Je lui avais lancé un regard placé très haut sur l'échelle universelle du mépris.
- Du genre avec des dessins de tournesols à la Van Gogh ou des petits Totoro ?
Il avait hoché la tête, tout content.
- Oui !
- C'est nul.
- T'es sérieux ?
- Bah ouais, c'est un truc de bouseux de peindre ses chaussures.
- Mais au moins on en aura des uniques tu vois, personne ne pourra jamais retrouver une pareille paire de converse.

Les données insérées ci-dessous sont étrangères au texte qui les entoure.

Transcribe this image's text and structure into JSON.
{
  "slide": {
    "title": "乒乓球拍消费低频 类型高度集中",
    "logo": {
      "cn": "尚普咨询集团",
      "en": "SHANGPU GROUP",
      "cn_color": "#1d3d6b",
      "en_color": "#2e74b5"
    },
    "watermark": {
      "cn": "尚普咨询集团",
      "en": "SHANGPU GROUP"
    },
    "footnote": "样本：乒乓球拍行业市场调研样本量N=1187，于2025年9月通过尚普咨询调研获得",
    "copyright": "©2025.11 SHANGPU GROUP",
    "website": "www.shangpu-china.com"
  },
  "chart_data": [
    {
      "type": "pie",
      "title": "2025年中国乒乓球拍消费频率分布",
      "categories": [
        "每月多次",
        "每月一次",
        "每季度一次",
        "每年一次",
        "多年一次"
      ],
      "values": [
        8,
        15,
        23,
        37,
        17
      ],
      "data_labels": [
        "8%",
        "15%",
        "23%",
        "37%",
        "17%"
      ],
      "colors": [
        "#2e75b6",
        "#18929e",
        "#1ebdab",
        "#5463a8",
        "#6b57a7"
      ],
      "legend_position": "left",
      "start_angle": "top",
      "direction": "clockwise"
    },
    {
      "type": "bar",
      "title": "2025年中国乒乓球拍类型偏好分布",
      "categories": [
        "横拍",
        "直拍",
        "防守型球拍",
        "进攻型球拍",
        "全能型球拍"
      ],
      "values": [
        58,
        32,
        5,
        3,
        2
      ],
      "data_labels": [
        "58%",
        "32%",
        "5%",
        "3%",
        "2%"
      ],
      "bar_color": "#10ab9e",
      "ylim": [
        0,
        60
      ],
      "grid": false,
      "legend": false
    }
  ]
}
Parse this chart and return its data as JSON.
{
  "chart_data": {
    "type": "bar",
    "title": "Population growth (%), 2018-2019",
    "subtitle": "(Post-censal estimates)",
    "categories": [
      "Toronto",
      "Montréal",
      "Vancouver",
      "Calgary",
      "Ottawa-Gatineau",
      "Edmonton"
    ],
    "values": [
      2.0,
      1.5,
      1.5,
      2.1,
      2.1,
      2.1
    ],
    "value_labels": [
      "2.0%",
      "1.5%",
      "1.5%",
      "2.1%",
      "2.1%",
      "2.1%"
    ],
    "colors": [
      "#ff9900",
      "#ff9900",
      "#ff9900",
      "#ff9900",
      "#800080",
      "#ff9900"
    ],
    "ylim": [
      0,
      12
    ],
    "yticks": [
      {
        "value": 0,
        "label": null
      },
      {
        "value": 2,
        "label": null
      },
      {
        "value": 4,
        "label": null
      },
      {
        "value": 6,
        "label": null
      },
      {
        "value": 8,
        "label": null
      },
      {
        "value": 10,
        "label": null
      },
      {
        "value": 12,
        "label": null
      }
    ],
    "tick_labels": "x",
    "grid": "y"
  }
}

- Je suis certain qu'il y a environ des milliers d'autres ados comme toi qui ont déjà un Totoro peint sur leurs converses, lui avais-je avoué non sans dissimuler mon ton de monsieur-j'ai-toujours-raison.
- T'es naze, c'est grave stylé de peindre ses chaussures !
- Non c'est ringard, trouve quelque chose de mieux pour te rendre unique, Ô grand savant Anatole, j'avais répliqué pour clore le sujet.
Ça avait marché, il n'avait rien répondu. Il était revenu s'allonger sur mon lit, la tête tombant du matelas et les jambes adossées au mur. Assis en tailleur à côté de lui j'avais eu une vue admirable sur ses chaussettes à rayures trouées. Immonde.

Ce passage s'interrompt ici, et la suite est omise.